レジーナは一瞬、言われたことの意味を素早く考えた。
確かに、オーリンは魔法を専門とする魔術師、そして昨日の晩には闇の禁呪魔法さえ使ってみせたのだから、間違いなくレジーナよりも魔力量が豊富であるのは間違いない。
だが、魔法詠唱は得てして専門性が高く、それぞれ系統の違う魔法までを広く使える魔術師は少ない。流石のオーリンと言えども、今ほどの大怪我を癒やす回復魔法術には詳しくないようだ。
だが、【通訳】のスキルさえあれば――レジーナが心得た魔法の詠唱を他の術者に【通訳】することで、オーリンに回復術を使ってもらうことが可能かもしれない――それは確かにレジーナにならできる、レジーナにしかできない芸当だった。
これに賭けるしかない――。
「わかりました」と頷いたレジーナの肩に腕を回し、「よし」とオーリンが身体を支えてくれる。
倒れ伏した怪我人の側にしゃがみ込み、しばらく怪我人の様子を見た。
先程の一人ほどではないが、こちらもかなりの出血があるようだ。
オーリンに目配せすると、オーリンが無言で頷いた。
レジーナはしばらく、回復術の詠唱を脳内に思い描き――そして【通訳】した。
【吹き渡れや癒やしの風、潤さんや万里の川、我がただむきに依りて那由多の傷も癒やせと命ず】――。
「フケデバエヤスノカジェ、ウルガセタンゲダカワ、ワノウデコサタモジガテキズデバハーナモカモエヤセズコド――!」
一瞬、自分の口から出てくる言葉が信じられなかった。
いくら【通訳】しているからと言って、この慣れ親しんだ回復術の詠唱がこんなにも滅茶苦茶になるものなのか――!?
目を白黒させてアオモリ弁にローカライズされた回復魔法の詠唱が口から出たと思った瞬間、オーリンが大きく頷いた。
「なるほどわがった、行くど――!」
オーリンが怪我人に対して両手を差し出し、大声で宣言した。
「【|回復(ヘール)】ッ!」
オーリンが宣言した途端だった。
レジーナの回復魔法とは違う、青い雷撃が迸り、物凄い光を放ったと思った瞬間――バチッ! という鋭い音が鼓膜をつんざき、レジーナはうわっと耳を塞いだ。

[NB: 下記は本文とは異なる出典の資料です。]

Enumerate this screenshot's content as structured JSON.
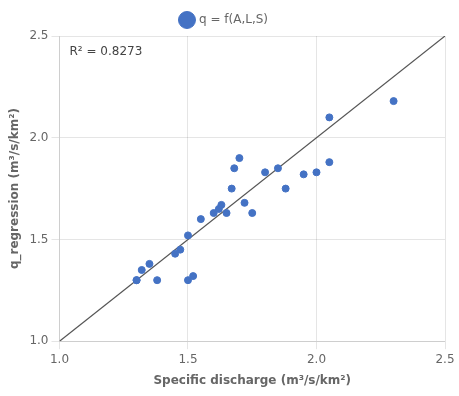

今のは一体、やはり失敗したのか――!? 慌ててレジーナが怪我人に這い寄ると、ふーっ、とオーリンが細い息を吐いた。
「成功だ――傷ば塞がったべ」
そう言われて、レジーナは怪我人を覗き込んだ。
確かにオーリンの言った通り、怪我人はぎょっとしたような表情でオーリンを見上げ、それからハッと自分の体を両手で触った。
「え、え――!? 俺、どうしたんだ――!?」
「す、凄い……傷がみんな塞がっちゃうなんて……!」
今まであんなに虫の息だったのに、傷を手当された怪我人は今やすっかりと血色もよくなり、引き裂かれ、血まみれになった服以外はほぼ無傷と言っていいような状態に回復していた。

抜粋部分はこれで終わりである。